Search code examples
pythonloadlightgbm

Saving and Loading lightgbm Dataset


I am trying to save and load lightgbm datasets using the save_binary command.

The following seems to work for the saving part:

import numpy as 
import lightgbm as lgb

data = lgb.Dataset(np.array([[1,2],[12,2]]))
data.save_binary('test.bin')

But so far, I have not been able to load the dataset back. Does anyone have an idea how I should proceed here?

Many thanks!


Solution

  • Short Answer

    You can create a new Dataset from a file created with .save_binary() by passing a path to that file to the data argument of lgb.Dataset().

    Try this example with Python 3.7, numpy==1.21.0, scikit-learn==0.24.1, and lightgbm==3.2.1.

    import lightgbm as lgb
    from numpy.testing import assert_equal
    from sklearn.datasets import load_breast_cancer
    
    X, y = load_breast_cancer(return_X_y=True)
    
    # construct a Dataset from arrays in memory
    dataset_in_mem = lgb.Dataset(
        data=X,
        label=y
    )
    dataset_in_mem.construct()
    
    # save that dataset to a file
    dataset_in_mem.save_binary('test.bin')
    
    # create a new Dataset from that file
    dataset_from_file = lgb.Dataset(data="test.bin")
    dataset_from_file.construct()
    
    # confirm that the Datasets are the same
    print("--- X ---")
    print(f"num rows: {X.shape[0]}")
    print(f"num features: {X.shape[1]}")
    
    print("--- in-memory dataset ---")
    print(f"num rows: {dataset_in_mem.num_data()}")
    print(f"num features: {dataset_in_mem.num_feature()}")
    
    print("--- dataset from file ---")
    print(f"num rows: {dataset_from_file.num_data()}")
    print(f"num features: {dataset_from_file.num_feature()}")
    
    # check that labels are the same
    assert_equal(dataset_in_mem.label, y)
    assert_equal(dataset_from_file.label, y)
    
    --- X ---
    num rows: 569
    num features: 30
    --- in-memory dataset ---
    num rows: 569
    num features: 30
    --- dataset from file ---
    num rows: 569
    num features: 30
    

    Description

    LightGBM training requires some pre-processing of raw data, such as binning continuous features into histograms and dropping features that are unsplittable. This pre-processing is done one time, in the "construction" of a LightGBM Dataset object.

    In the Python package (lightgbm), it's common to create a Dataset from arrays in memory. If you want to then re-use that Dataset many times (for example, to perform hyperparameter tuning) without needing to repeat that construction work, you can do it one time and then save the Dataset to a file with .save_binary().

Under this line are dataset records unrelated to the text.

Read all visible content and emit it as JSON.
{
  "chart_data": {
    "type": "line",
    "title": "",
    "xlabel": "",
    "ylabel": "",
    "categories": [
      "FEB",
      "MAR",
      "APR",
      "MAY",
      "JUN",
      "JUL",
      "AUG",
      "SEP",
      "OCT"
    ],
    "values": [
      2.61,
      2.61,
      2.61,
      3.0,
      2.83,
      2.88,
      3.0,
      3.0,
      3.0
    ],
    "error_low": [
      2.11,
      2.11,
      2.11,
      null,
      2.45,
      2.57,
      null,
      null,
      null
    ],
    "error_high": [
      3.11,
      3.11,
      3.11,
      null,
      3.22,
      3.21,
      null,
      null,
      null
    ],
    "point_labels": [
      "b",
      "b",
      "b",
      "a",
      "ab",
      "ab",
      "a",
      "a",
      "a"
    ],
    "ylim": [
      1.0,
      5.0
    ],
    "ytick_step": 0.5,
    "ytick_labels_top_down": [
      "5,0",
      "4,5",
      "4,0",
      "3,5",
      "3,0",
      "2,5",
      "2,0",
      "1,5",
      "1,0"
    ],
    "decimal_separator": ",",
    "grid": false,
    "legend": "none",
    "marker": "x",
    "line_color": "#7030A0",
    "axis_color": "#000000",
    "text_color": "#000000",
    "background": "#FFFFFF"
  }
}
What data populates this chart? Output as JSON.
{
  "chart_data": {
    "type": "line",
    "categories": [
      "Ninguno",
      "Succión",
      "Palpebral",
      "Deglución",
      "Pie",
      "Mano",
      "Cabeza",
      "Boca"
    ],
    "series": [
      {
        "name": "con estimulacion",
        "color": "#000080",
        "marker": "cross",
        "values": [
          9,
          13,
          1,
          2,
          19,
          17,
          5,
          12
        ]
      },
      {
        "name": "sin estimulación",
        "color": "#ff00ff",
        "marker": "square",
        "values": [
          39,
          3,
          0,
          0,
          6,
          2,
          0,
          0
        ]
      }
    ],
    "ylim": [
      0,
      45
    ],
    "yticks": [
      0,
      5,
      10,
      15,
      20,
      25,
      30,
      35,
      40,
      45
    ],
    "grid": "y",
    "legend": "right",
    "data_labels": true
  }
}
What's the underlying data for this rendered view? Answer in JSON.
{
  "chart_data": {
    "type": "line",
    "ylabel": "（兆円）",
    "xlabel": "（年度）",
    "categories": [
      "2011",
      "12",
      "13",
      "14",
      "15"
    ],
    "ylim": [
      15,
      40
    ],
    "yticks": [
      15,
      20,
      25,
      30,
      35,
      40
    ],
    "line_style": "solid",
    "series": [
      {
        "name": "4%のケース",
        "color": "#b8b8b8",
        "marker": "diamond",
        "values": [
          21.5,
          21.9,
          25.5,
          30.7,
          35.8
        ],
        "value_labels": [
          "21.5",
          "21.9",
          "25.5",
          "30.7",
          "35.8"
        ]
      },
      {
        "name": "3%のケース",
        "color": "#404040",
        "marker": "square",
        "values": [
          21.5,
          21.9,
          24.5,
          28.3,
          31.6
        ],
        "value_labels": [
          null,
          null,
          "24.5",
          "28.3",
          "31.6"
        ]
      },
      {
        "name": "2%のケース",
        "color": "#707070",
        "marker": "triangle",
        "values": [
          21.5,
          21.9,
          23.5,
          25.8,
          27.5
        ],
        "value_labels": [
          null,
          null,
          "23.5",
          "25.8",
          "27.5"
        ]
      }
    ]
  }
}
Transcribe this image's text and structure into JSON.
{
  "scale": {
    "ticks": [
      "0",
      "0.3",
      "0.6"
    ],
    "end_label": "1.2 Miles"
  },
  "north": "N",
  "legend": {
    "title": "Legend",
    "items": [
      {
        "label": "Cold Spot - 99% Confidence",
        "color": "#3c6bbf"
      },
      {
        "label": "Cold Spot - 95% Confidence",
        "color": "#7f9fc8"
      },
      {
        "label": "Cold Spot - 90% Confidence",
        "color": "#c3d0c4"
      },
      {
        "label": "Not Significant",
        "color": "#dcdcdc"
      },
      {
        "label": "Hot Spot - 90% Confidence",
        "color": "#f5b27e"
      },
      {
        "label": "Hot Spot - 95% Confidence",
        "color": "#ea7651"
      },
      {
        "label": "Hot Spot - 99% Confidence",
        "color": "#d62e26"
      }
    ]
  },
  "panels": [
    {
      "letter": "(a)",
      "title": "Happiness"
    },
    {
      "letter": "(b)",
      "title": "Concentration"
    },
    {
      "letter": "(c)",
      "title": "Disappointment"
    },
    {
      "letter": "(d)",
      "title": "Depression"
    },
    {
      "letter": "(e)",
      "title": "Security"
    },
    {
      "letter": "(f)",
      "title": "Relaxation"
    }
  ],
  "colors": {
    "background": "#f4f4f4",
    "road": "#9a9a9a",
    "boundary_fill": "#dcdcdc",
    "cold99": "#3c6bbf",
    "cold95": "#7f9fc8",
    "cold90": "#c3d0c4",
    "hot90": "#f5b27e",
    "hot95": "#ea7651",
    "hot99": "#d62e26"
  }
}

    When you want to create a new Dataset object in memory, you can pass a filepath to the data argument in lgb.Dataset(), as shown in the sample code above.

    NOTE: The Dataset object stored to disk will not include your raw data. So, in the sample code above, dataset_from_file.data is None. This is done for efficiency...once LightGBM has created its own "constructed" representation of the training data, it no longer needs the raw data.